Logika kebijakan publik menuntut bahwa Instruksi Presiden seharusnya tidak hanya memerintahkan pembentukan, tetapi juga memastikan ekosistem dukungan. Tanpa itu, Inpres berpotensi menjadi instrumen administratif yang hanya menambah beban pengurus koperasi dan harapan palsu bagi masyarakat desa. Dalam konteks inisiatif Koperasi Desa Merah Putih, jika pendanaan hanya disalurkan setelah koperasi menghasilkan keuntungan, siapa yang bertanggung jawab menyediakan modal awal? Apakah pemerintah berharap pengurus mencari pinjaman ke bank dengan risiko bunga, sementara negara sekadar bertindak sebagai penonton yang baru hadir ketika keuntungan muncul? Pola seperti ini akan membuat masyarakat memandang pemerintah sebagai pihak yang hanya ingin menuai hasil, bukan berbagi risiko.

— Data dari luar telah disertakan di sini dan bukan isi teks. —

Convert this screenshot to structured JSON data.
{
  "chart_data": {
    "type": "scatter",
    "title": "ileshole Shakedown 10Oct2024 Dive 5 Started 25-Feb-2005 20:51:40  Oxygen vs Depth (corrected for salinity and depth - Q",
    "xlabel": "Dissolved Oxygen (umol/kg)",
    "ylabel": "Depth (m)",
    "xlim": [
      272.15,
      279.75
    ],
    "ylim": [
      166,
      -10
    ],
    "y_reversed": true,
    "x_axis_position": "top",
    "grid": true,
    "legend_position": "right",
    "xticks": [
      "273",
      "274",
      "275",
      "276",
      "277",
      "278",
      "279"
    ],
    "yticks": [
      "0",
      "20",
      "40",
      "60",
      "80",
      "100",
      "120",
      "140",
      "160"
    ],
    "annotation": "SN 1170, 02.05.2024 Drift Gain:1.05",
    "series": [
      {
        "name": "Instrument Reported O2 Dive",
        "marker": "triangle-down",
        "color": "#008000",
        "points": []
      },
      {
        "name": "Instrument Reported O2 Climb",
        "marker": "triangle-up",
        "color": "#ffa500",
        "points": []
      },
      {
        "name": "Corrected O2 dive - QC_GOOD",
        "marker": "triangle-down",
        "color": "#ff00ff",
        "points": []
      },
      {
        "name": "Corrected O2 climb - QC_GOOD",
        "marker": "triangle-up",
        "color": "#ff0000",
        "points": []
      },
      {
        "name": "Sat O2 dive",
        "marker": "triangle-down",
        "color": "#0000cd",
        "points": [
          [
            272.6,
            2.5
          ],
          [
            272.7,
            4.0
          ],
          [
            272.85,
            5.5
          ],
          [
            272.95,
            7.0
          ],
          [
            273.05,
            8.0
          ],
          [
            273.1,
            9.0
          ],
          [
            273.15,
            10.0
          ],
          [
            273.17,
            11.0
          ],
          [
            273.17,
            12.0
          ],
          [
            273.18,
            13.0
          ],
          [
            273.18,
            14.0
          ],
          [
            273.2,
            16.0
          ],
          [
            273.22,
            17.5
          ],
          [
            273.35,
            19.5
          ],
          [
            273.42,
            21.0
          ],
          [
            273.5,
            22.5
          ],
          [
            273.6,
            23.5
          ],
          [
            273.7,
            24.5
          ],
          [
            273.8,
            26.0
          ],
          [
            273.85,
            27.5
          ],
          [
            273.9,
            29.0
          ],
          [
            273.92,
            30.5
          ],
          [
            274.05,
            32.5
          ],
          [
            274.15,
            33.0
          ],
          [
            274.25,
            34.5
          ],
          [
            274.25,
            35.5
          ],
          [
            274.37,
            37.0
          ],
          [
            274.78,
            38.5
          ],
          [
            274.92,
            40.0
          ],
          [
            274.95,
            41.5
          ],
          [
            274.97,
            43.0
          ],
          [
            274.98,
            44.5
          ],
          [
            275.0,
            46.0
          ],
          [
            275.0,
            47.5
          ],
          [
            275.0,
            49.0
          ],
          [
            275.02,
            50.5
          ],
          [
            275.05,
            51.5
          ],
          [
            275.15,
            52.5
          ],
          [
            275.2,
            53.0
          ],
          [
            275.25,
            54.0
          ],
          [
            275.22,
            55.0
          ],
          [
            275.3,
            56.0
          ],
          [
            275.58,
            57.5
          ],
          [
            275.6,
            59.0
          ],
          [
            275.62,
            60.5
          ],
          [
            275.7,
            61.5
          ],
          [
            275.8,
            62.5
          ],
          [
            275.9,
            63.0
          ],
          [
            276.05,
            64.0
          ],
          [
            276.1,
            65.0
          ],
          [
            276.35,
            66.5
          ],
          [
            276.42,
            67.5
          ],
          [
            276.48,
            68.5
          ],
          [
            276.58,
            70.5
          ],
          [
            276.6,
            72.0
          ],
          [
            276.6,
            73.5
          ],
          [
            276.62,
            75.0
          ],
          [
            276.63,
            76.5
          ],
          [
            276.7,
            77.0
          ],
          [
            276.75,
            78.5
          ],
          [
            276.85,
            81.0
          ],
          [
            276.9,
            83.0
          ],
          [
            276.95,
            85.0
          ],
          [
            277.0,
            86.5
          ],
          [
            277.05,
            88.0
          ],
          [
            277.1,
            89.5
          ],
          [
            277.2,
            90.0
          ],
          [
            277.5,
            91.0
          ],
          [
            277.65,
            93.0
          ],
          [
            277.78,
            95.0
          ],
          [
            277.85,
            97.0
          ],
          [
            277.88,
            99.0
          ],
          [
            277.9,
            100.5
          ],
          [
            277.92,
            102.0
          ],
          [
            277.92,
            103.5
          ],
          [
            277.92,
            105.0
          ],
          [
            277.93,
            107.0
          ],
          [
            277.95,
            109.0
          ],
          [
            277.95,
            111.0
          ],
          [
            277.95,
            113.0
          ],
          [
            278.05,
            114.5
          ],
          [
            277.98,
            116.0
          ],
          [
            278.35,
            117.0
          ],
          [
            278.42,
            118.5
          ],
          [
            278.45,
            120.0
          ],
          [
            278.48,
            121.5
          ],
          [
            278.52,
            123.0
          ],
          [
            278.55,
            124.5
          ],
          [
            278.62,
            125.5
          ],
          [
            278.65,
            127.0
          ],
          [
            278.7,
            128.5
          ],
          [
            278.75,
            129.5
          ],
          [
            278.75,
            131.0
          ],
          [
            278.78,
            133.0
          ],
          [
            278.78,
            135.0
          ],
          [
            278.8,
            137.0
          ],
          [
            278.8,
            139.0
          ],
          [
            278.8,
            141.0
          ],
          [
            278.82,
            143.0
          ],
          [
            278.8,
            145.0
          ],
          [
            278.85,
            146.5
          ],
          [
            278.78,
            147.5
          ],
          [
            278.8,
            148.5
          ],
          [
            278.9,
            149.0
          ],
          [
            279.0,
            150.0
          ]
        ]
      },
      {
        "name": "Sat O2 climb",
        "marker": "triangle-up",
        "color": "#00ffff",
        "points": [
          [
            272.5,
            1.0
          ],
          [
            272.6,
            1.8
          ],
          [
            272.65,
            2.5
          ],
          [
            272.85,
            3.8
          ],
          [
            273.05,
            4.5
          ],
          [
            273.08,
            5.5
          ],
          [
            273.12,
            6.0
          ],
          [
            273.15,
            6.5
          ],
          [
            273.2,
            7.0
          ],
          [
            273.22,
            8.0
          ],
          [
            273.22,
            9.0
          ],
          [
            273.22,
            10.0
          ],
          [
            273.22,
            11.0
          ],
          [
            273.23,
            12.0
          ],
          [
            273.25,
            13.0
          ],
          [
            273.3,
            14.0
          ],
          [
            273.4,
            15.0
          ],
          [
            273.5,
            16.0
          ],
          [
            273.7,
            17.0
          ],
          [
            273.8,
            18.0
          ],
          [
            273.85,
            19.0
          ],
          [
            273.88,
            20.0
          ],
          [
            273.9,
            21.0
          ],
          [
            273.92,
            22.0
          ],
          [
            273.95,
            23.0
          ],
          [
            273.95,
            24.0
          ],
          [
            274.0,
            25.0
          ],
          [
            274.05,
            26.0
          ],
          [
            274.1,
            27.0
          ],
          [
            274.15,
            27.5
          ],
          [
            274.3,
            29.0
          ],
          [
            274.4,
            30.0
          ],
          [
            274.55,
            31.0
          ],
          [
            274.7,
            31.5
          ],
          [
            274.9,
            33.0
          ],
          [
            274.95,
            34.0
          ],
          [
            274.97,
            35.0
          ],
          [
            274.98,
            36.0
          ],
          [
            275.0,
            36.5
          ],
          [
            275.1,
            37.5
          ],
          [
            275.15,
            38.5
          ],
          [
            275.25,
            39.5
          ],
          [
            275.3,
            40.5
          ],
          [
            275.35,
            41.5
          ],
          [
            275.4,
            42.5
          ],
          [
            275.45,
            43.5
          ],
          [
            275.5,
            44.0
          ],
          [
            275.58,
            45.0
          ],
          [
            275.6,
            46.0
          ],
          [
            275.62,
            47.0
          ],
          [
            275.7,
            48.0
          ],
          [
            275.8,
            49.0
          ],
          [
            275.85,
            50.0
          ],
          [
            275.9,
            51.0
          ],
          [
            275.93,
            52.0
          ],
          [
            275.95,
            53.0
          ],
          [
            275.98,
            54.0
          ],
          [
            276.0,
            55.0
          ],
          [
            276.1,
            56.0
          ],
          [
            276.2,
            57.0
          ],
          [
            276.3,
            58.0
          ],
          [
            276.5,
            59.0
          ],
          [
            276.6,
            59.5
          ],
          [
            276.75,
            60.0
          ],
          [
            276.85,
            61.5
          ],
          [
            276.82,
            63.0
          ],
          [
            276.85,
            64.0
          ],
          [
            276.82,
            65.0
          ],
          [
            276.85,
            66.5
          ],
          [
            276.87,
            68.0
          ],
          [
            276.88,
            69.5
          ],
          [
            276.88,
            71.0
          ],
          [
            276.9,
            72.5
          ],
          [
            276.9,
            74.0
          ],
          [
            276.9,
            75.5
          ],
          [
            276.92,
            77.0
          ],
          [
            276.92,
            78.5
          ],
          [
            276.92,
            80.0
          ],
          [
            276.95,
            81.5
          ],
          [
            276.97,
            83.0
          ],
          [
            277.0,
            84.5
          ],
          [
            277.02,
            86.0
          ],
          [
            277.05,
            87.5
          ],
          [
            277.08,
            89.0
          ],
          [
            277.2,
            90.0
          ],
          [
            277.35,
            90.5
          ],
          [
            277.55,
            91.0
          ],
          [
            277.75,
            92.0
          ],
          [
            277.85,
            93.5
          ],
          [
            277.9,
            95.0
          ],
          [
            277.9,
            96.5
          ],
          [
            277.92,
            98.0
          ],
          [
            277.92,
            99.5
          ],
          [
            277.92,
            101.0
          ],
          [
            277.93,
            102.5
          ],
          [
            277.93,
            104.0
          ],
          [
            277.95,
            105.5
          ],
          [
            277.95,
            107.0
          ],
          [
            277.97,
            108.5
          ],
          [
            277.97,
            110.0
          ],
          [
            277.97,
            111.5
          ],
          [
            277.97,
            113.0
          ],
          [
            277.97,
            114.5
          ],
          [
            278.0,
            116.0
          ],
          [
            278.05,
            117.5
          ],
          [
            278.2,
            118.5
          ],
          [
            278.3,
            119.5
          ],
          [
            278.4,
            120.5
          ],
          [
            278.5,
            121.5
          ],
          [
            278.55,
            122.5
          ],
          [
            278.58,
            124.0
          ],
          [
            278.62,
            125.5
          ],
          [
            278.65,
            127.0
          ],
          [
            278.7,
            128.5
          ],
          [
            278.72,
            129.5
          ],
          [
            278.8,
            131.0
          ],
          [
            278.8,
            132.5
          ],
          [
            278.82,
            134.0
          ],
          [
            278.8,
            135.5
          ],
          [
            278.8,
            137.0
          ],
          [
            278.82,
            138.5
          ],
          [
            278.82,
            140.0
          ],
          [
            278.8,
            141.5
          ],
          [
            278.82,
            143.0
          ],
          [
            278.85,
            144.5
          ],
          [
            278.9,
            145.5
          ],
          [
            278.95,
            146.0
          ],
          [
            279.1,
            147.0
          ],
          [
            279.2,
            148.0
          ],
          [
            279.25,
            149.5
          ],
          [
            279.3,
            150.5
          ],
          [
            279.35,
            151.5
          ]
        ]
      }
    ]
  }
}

Kebijakan publik yang sehat seharusnya mempertimbangkan tahapan pertumbuhan koperasi. Berdasarkan studi Kemenkop (2022), koperasi baru biasanya membutuhkan 2–3 tahun untuk mencapai arus kas positif, tergantung pada jenis usaha dan kapasitas manajemen. Tanpa dukungan modal awal, kebanyakan koperasi akan gagal sebelum mencapai tahap tersebut. Bahkan, dari 10 koperasi baru yang terbentuk pada 2019–2020, 6 di antaranya tidak lagi aktif pada 2023 (Data BPS). Penyebab utama? Modal kerja yang tidak mencukupi dan minimnya akses pembinaan.

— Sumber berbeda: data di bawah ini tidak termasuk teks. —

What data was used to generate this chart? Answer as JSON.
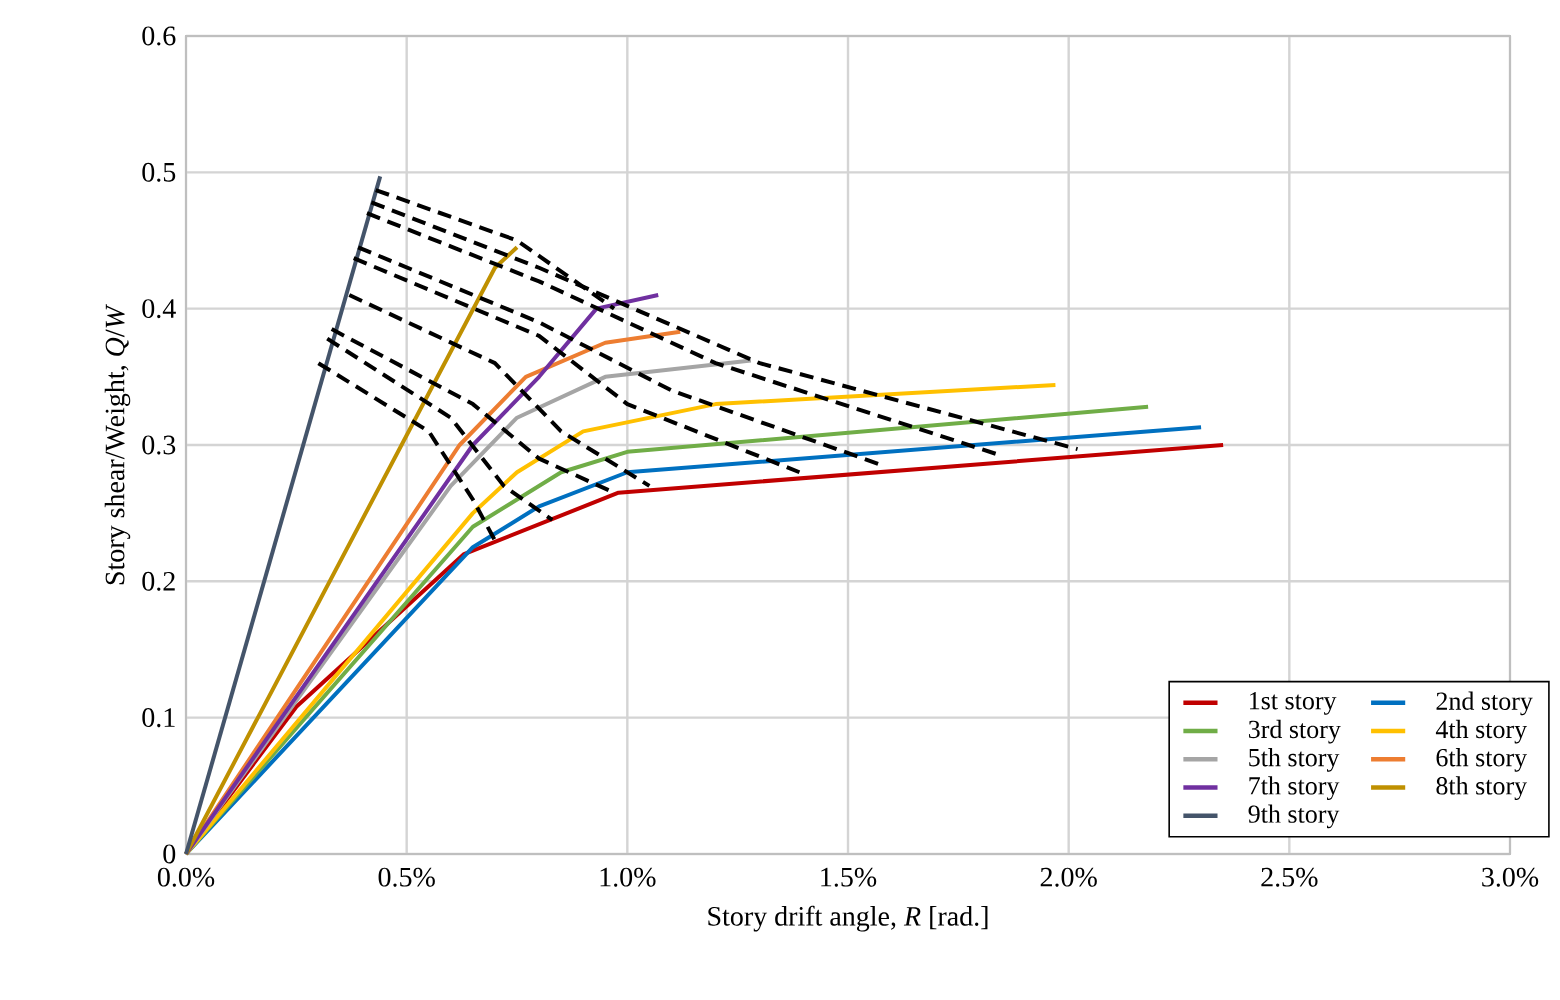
{
  "chart_data": {
    "type": "line",
    "xlabel": "Story drift angle, *R* [rad.]",
    "ylabel": "Story shear/Weight, *Q*/*W*",
    "xlim": [
      0,
      3
    ],
    "ylim": [
      0,
      0.6
    ],
    "xticks": [
      {
        "value": 0,
        "label": "0.0%"
      },
      {
        "value": 0.5,
        "label": "0.5%"
      },
      {
        "value": 1,
        "label": "1.0%"
      },
      {
        "value": 1.5,
        "label": "1.5%"
      },
      {
        "value": 2,
        "label": "2.0%"
      },
      {
        "value": 2.5,
        "label": "2.5%"
      },
      {
        "value": 3,
        "label": "3.0%"
      }
    ],
    "yticks": [
      0,
      0.1,
      0.2,
      0.3,
      0.4,
      0.5,
      0.6
    ],
    "grid": true,
    "legend": "bottom right",
    "marker": "none",
    "series": [
      {
        "name": "1st story",
        "color": "#c00000",
        "x": [
          0,
          0.25,
          0.63,
          0.98,
          2.35
        ],
        "values": [
          0,
          0.108,
          0.22,
          0.265,
          0.3
        ]
      },
      {
        "name": "2nd story",
        "color": "#0070c0",
        "x": [
          0,
          0.65,
          0.8,
          1.0,
          2.3
        ],
        "values": [
          0,
          0.225,
          0.255,
          0.28,
          0.313
        ]
      },
      {
        "name": "3rd story",
        "color": "#70ad47",
        "x": [
          0,
          0.65,
          0.85,
          1.0,
          2.18
        ],
        "values": [
          0,
          0.24,
          0.28,
          0.295,
          0.328
        ]
      },
      {
        "name": "4th story",
        "color": "#ffc000",
        "x": [
          0,
          0.65,
          0.75,
          0.9,
          1.2,
          1.97
        ],
        "values": [
          0,
          0.25,
          0.28,
          0.31,
          0.33,
          0.344
        ]
      },
      {
        "name": "5th story",
        "color": "#a5a5a5",
        "x": [
          0,
          0.6,
          0.75,
          0.95,
          1.28
        ],
        "values": [
          0,
          0.27,
          0.32,
          0.35,
          0.362
        ]
      },
      {
        "name": "6th story",
        "color": "#ed7d31",
        "x": [
          0,
          0.62,
          0.77,
          0.95,
          1.12
        ],
        "values": [
          0,
          0.3,
          0.35,
          0.375,
          0.383
        ]
      },
      {
        "name": "7th story",
        "color": "#7030a0",
        "x": [
          0,
          0.65,
          0.8,
          0.93,
          1.07
        ],
        "values": [
          0,
          0.3,
          0.35,
          0.4,
          0.41
        ]
      },
      {
        "name": "8th story",
        "color": "#bf9000",
        "x": [
          0,
          0.7,
          0.75
        ],
        "values": [
          0,
          0.43,
          0.445
        ]
      },
      {
        "name": "9th story",
        "color": "#44546a",
        "x": [
          0,
          0.44
        ],
        "values": [
          0,
          0.497
        ]
      },
      {
        "color": "#000000",
        "line_style": "dashed",
        "x": [
          0.43,
          0.75,
          0.97
        ],
        "values": [
          0.487,
          0.45,
          0.4
        ]
      },
      {
        "color": "#000000",
        "line_style": "dashed",
        "x": [
          0.42,
          0.8,
          1.3,
          2.02
        ],
        "values": [
          0.478,
          0.43,
          0.36,
          0.297
        ]
      },
      {
        "color": "#000000",
        "line_style": "dashed",
        "x": [
          0.41,
          0.8,
          1.2,
          1.84
        ],
        "values": [
          0.47,
          0.42,
          0.36,
          0.293
        ]
      },
      {
        "color": "#000000",
        "line_style": "dashed",
        "x": [
          0.39,
          0.8,
          1.1,
          1.57
        ],
        "values": [
          0.445,
          0.39,
          0.34,
          0.286
        ]
      },
      {
        "color": "#000000",
        "line_style": "dashed",
        "x": [
          0.38,
          0.8,
          1.0,
          1.39
        ],
        "values": [
          0.437,
          0.38,
          0.33,
          0.28
        ]
      },
      {
        "color": "#000000",
        "line_style": "dashed",
        "x": [
          0.37,
          0.7,
          0.85,
          1.05
        ],
        "values": [
          0.41,
          0.36,
          0.31,
          0.27
        ]
      },
      {
        "color": "#000000",
        "line_style": "dashed",
        "x": [
          0.33,
          0.65,
          0.8,
          0.97
        ],
        "values": [
          0.385,
          0.33,
          0.29,
          0.265
        ]
      },
      {
        "color": "#000000",
        "line_style": "dashed",
        "x": [
          0.32,
          0.6,
          0.72,
          0.83
        ],
        "values": [
          0.378,
          0.32,
          0.27,
          0.245
        ]
      },
      {
        "color": "#000000",
        "line_style": "dashed",
        "x": [
          0.3,
          0.55,
          0.65,
          0.7
        ],
        "values": [
          0.36,
          0.31,
          0.26,
          0.23
        ]
      }
    ]
  }
}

Pemerintah seharusnya belajar dari program sebelumnya, seperti Gerakan Koperasi Nasional pada 1970–an atau program revitalisasi koperasi 2014–2019, yang menunjukkan bahwa keberhasilan koperasi sangat ditentukan oleh kombinasi modal awal, pembinaan berkelanjutan, dan penguatan jaringan pasar. Tanpa itu, koperasi cenderung menjadi beban administrasi yang menambah angka statistik tetapi tidak berkontribusi signifikan pada ekonomi lokal.
📚 Artikel Terkait
Pertanyaan krusial lainnya adalah mengapa pemerintah memilih pendekatan Inpres jika pendanaannya bersifat pasif? Instruksi Presiden biasanya diterbitkan untuk kebijakan strategis yang melibatkan koordinasi lintas kementerian, anggaran negara, dan target jangka panjang. Jika skemanya hanyalah “koperasi dibentuk, lalu dibiarkan mencari modal sendiri, dan pemerintah datang setelah ada keuntungan,” maka fungsinya nyaris serupa dengan gerakan swadaya murni masyarakat. Dalam logika sederhana, masyarakat sebenarnya bisa membentuk koperasi tanpa perlu Inpres. Kehadiran Inpres hanya relevan jika negara benar-benar hadir dengan sumber daya: dana, regulasi pendukung, dan akses ke pasar nasional.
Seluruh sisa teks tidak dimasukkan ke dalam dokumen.